Die Akkordeon-Formation „Tango Transit“ überzeugte im Theaterstübchen mit eigenen Kompositionen und viel Hingabe

Heißer Tango trifft auf coolen Jazz

Furios von Anfang bis Ende: Das Trio „Tango Transit“ mit Martin Wagner (von links), Hanns Höhn und Andreas Neubauer. Foto:  Malmus

Kassel. Was sich die meisten Bands für ein spannendes Finale aufheben, gab es von dem Jazz-Trio „Tango Tansit“ durchgehend: furiose Rhythmussteigerungen, leidenschaftlich ausgedehnte Soli und die Bereitschaft, aus sich und dem Instrument das Letzte herauszuholen. Das Genre, dem sie sich verschrieben haben, dürfte daran nicht ganz unschuldig sein: Tango – und diese Musik verlangt eben schon von der ersten Minute an Feuer und Hingabe.

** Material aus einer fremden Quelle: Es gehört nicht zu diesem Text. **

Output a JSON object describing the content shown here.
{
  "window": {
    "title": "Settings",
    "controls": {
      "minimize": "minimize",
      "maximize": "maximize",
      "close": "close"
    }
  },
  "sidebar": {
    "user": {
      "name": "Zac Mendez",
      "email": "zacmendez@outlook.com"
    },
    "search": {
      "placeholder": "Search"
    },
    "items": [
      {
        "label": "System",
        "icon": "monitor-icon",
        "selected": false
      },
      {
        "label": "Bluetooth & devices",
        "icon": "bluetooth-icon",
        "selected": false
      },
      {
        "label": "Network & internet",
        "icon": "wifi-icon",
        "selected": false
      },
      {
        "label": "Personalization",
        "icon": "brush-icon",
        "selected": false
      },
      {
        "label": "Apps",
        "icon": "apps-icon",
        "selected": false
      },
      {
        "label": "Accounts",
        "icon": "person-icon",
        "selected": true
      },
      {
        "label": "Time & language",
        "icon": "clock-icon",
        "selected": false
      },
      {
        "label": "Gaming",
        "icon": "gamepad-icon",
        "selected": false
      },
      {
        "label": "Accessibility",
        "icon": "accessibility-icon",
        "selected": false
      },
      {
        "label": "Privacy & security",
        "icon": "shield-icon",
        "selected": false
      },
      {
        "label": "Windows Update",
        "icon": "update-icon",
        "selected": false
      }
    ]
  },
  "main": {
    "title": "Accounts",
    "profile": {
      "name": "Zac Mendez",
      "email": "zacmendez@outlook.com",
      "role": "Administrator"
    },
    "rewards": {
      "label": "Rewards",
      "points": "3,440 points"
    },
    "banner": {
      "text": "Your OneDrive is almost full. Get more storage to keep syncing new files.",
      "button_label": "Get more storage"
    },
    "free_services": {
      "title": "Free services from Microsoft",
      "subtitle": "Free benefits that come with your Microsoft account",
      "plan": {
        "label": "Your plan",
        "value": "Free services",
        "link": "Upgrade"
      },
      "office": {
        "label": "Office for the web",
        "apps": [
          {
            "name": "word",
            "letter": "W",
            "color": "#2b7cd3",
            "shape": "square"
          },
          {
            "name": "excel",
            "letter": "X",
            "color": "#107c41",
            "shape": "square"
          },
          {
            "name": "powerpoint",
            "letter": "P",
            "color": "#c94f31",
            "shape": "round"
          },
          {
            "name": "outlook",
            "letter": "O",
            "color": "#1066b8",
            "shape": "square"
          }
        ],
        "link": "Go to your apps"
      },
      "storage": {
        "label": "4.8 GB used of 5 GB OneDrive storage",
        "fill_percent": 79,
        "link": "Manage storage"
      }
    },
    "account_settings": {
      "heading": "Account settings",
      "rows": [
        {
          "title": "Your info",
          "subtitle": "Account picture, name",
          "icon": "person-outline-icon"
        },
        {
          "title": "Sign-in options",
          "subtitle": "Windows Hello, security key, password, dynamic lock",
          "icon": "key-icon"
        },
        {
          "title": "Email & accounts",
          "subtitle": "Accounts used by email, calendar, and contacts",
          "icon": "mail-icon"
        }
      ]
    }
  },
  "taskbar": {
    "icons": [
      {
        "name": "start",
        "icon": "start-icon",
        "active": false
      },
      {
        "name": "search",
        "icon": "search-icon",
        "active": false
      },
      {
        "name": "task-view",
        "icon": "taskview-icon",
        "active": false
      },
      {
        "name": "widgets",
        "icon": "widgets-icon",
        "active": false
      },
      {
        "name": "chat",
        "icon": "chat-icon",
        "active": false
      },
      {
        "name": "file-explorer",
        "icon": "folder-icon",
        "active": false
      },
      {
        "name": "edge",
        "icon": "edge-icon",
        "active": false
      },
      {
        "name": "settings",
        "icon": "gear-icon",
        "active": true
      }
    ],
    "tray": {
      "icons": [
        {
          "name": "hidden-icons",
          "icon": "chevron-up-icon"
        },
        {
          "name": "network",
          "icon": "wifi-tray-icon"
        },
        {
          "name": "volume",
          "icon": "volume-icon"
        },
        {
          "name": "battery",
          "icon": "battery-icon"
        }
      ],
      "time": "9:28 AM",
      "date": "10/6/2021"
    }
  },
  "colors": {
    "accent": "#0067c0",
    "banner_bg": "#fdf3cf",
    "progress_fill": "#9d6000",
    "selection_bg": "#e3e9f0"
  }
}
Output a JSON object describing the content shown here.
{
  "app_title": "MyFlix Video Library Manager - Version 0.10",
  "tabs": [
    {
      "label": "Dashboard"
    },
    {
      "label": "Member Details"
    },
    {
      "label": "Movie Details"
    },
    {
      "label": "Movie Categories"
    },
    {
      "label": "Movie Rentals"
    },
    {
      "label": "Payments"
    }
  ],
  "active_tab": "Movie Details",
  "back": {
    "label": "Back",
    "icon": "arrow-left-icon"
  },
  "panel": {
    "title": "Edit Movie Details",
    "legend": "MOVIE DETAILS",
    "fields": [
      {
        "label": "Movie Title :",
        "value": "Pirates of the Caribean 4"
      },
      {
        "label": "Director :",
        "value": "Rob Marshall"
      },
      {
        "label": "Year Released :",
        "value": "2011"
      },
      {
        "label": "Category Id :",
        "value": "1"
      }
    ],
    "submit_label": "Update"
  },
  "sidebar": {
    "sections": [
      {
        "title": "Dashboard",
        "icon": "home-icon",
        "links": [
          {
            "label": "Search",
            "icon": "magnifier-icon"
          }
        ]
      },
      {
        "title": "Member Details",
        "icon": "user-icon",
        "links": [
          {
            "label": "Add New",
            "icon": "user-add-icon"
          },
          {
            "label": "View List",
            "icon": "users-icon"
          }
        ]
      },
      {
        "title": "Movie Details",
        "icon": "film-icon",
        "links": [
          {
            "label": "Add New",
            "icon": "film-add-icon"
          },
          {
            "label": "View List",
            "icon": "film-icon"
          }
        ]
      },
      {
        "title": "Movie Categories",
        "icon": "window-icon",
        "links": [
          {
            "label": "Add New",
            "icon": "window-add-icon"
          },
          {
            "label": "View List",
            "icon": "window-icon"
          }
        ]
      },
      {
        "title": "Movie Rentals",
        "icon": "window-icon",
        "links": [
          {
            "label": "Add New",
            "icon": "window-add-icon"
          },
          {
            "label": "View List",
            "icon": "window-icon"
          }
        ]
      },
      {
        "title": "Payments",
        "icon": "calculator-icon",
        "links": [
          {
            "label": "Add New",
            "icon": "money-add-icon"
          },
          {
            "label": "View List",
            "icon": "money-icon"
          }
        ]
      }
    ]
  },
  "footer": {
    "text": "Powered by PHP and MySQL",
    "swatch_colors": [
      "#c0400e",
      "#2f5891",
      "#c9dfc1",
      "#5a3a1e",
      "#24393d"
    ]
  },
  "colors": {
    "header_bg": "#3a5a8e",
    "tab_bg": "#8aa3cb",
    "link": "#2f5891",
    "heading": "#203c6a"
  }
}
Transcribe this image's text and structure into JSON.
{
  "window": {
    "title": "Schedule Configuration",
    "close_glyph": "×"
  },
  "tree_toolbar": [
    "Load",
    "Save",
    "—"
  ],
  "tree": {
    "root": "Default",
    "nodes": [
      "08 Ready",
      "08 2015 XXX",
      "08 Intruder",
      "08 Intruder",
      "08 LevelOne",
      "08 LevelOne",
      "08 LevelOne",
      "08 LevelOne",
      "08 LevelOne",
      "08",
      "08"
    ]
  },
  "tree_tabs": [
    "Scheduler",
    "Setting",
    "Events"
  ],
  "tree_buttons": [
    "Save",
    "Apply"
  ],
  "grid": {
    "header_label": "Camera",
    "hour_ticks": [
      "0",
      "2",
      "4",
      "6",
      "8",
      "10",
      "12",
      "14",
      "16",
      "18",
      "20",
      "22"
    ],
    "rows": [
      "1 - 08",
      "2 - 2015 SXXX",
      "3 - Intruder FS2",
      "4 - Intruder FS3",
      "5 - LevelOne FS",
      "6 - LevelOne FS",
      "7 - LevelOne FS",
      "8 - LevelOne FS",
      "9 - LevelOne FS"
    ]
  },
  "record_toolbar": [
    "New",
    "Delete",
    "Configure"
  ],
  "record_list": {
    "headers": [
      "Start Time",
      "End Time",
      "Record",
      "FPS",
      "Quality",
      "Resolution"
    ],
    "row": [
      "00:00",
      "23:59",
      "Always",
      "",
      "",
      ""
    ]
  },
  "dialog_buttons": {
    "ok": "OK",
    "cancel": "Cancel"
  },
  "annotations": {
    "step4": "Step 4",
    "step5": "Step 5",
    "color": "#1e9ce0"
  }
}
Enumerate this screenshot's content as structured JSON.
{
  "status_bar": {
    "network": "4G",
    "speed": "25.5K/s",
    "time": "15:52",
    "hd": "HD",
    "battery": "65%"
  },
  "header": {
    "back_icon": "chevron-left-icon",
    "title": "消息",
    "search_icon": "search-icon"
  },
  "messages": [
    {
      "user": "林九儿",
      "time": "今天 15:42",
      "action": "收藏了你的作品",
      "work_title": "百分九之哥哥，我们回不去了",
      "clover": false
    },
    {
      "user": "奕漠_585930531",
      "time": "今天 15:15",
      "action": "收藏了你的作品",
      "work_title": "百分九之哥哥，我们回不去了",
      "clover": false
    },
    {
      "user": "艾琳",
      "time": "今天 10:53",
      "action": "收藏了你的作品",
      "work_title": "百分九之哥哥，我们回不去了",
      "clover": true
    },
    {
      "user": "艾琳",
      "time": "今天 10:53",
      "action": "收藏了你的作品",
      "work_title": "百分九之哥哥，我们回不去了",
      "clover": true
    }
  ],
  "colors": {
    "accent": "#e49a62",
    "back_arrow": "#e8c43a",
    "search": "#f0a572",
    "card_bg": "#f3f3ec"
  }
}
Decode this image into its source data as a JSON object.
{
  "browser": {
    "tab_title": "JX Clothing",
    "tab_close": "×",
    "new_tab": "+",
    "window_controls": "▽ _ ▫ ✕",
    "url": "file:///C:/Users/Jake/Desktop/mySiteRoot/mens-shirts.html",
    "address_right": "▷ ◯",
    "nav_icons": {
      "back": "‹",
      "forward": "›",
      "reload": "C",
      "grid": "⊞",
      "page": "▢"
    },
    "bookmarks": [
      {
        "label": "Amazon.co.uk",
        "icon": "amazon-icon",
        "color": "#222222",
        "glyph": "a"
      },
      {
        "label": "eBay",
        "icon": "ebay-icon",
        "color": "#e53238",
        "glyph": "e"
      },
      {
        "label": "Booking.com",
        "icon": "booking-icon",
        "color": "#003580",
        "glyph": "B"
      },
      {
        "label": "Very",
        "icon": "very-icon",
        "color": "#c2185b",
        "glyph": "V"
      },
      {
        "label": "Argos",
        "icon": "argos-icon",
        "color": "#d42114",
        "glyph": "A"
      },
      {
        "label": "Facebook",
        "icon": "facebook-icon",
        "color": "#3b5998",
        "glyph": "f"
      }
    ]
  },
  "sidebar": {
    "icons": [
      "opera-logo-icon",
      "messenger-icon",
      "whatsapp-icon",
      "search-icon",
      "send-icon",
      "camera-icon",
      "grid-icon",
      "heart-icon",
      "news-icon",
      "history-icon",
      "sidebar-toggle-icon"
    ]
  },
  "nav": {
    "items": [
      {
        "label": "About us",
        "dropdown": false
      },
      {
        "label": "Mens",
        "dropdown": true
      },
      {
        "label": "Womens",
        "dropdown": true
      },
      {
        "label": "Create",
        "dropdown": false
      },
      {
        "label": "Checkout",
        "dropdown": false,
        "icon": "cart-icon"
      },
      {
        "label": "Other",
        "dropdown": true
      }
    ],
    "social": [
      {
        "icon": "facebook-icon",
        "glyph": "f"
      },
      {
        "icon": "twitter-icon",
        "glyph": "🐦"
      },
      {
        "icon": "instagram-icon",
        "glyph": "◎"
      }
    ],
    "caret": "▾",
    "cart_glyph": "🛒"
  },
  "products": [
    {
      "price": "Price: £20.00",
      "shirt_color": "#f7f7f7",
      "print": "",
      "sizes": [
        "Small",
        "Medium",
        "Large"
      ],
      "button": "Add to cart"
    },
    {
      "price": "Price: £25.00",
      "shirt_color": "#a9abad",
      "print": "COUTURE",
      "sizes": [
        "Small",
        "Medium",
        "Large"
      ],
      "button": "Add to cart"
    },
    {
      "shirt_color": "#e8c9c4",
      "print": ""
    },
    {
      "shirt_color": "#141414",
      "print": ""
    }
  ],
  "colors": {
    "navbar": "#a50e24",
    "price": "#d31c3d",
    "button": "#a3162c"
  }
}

Der Tango, den Martin Wagner (Akkordeon), der in Paris lebende Schlagzeuger Andreas Neubauer und der Bassist Hanns Höhn zu Gehör bringen, ist aber nicht nur aus Temperament und traditionellen Vorgaben gegossen, sondern auch aus Jazz- und klassischen Elementen. Alle Kompositionen hat Wagner außerdem selbst geschrieben.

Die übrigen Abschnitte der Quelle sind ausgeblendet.